Wednesday, Dec. 30, 2020 - 3:30 pm.
I'll break the tradition of writing on Saturday so I can squeeze in one more entry before the year ends.
This is not entirely a end-of-year post, though, or at least it's a short one. I count my blessings and losses weekly. We're still in a pandemic, no surprise there, and I don't think I have much to add to the collective reflections of those who have been hit by it and/or are the most aware about it.
I have been one of the best case scenarios of the pandemic among the peasants *knocks on wood*. I kept my job, I was able to live my life and work from home, I had no young/old/ill people to look after, my relationship with Andrew is a source of joy and comfort and I even got another relationship that's just as nice, with Helen. I had a few speaking engagements and I could share some of the knowledge I've gained. Hell, my beloved book is finally out and while it has such a modest reach, it's getting some love.
Then, my family is still here *knocking on wood intensifies* Parents, siblings, nephews and nieces. I fear for all of them and wish they remain safe and healthy, but I fear particularly for those of whom are still in my home country. Elections will happen in two months and things are looking grim, with a dictatorship on the rise. I'm so terrified for them I want to cry and run in circles and figure out how to bring them all here.
My extended family, on the other hand, is now missing two of my cousins. I'm not sure when I'll travel to my home country to make this real, but I think it won't be anytime before June. On top of the virus, it's the whole political situation.
My cousin's novena finishes tonight. I was online every night except for the first two nights, the 22nd and the 23rd. I don't quite pray along, as I'm a believer but I seem to believe in a different way, but I was there. That's been my biggest mantra lately, be there. Show up. And even though the praying is a droning sound, the event of coming together itself has been a bit healing for me. I hope it brings comfort to my cousin's closest family and friends, too.
My friend CR wrote me in reply to a holiday message I sent him. He took the opportunity to tell me I was the woman of his life and that he couldn't love anybody else because they weren't me. It didn't surprise me.

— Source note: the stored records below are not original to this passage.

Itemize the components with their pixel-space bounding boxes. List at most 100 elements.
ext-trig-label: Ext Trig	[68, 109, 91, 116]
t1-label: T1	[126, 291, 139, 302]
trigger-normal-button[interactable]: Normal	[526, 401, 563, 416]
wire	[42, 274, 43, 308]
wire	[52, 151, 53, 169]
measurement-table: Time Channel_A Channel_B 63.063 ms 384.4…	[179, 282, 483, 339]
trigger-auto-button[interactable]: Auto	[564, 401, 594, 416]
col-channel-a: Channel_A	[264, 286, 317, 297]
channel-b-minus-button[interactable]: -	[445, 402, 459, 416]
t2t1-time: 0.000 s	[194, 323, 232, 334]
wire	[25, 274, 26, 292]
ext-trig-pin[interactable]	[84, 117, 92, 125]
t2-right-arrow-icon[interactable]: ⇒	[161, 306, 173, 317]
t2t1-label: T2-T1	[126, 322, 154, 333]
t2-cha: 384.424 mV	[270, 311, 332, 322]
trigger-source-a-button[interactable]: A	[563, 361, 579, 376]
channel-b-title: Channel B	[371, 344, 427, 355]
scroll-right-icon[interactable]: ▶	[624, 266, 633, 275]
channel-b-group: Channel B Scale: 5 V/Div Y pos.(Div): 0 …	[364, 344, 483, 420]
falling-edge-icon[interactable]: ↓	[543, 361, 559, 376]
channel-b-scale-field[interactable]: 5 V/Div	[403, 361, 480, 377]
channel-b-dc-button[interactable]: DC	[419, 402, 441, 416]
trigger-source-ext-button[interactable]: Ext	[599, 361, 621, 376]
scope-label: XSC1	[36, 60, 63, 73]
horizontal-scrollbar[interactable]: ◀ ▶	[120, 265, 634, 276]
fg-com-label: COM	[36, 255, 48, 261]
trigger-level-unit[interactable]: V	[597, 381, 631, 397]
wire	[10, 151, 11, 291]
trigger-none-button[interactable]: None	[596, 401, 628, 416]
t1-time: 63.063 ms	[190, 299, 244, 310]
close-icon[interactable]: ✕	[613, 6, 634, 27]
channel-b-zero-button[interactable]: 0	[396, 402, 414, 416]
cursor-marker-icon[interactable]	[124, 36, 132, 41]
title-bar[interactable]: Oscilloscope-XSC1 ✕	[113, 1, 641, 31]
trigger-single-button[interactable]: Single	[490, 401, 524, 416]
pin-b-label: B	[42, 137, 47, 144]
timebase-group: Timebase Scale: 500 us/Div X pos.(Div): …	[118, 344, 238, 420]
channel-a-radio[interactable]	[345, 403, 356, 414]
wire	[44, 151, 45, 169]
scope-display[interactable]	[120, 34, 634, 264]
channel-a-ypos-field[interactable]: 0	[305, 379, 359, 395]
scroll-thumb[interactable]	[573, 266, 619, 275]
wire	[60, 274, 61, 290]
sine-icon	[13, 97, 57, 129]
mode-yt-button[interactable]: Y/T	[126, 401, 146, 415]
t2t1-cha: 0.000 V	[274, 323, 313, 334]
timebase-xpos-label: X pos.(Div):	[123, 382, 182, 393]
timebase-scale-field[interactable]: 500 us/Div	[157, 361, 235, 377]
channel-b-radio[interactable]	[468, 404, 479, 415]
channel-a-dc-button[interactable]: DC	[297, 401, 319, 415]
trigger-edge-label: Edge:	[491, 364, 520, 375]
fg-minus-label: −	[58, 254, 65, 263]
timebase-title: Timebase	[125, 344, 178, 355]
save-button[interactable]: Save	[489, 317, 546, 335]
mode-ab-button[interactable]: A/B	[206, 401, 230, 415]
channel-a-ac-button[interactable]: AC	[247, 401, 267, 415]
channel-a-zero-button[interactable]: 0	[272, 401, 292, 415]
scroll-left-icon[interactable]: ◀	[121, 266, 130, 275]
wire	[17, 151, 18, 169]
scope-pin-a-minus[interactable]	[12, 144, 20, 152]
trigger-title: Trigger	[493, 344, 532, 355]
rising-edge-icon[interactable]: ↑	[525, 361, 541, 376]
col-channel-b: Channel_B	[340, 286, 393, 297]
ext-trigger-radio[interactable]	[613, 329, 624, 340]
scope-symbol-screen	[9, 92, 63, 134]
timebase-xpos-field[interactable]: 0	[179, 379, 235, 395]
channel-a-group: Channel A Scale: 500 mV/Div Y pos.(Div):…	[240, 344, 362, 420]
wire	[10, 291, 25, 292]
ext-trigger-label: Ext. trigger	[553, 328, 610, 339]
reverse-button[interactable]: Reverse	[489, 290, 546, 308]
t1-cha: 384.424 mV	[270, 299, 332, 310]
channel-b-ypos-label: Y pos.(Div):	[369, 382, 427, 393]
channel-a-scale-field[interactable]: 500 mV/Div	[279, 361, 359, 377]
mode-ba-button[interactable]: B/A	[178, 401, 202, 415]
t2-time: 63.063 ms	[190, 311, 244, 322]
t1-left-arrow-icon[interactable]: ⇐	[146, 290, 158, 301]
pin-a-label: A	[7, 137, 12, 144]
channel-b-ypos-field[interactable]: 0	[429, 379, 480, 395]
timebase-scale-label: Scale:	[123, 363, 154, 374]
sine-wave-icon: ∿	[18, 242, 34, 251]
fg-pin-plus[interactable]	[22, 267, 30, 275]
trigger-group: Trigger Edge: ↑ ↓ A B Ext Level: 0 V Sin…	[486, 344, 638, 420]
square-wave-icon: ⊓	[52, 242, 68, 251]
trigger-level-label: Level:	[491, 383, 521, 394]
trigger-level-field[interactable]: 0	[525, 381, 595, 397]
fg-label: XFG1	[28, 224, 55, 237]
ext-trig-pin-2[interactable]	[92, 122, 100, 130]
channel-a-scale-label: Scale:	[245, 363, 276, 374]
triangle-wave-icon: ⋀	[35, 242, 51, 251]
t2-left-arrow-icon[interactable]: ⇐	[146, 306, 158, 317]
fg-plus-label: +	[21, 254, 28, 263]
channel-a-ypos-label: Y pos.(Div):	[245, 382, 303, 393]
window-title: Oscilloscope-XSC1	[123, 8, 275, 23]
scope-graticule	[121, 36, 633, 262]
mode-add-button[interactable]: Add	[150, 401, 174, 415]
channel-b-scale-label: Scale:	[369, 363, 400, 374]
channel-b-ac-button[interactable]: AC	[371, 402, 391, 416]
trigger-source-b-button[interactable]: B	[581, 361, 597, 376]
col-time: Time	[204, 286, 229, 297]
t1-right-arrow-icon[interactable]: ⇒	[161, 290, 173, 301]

I was just sorry to hear he contracted covid AND nearly drowned some time this year (but not both simultaneously). Hence, seeing death in the eye made him "man up" (ugh) and tell me. I was like, yeah, I know ¯_(ツ)_/¯. So now he can live in peace.
Well, I'm a little all over the place right now. I'm a little pissy because I've had to dedicate a few hours of yesterday and today to look into work stuff for my two groups of undergrad students who will be defending their thesis in January.
I'm indignant, INDIGNANT I tell you, over having to work during the recess. However, because of my anger, I didn't make the best decisions regarding something and now I'm fielding emails from the my students. Nothing to lose sleep over, bad nor unfixable, but I sure would love to be using this time to do something else.
Speaking of doing something else, I have courses to take, books to read, comic scripts and posts to write. Life goes on, eh, and we're just doing the best we can.
I'm just grateful. I read somewhere that we shouldn't consider 2020 a lost or a wasted year. All we did or stopped doing helped us and others stay alive. We just have to keep taking care of each other. We need care and solidarity to face 2021 and whatever it brings.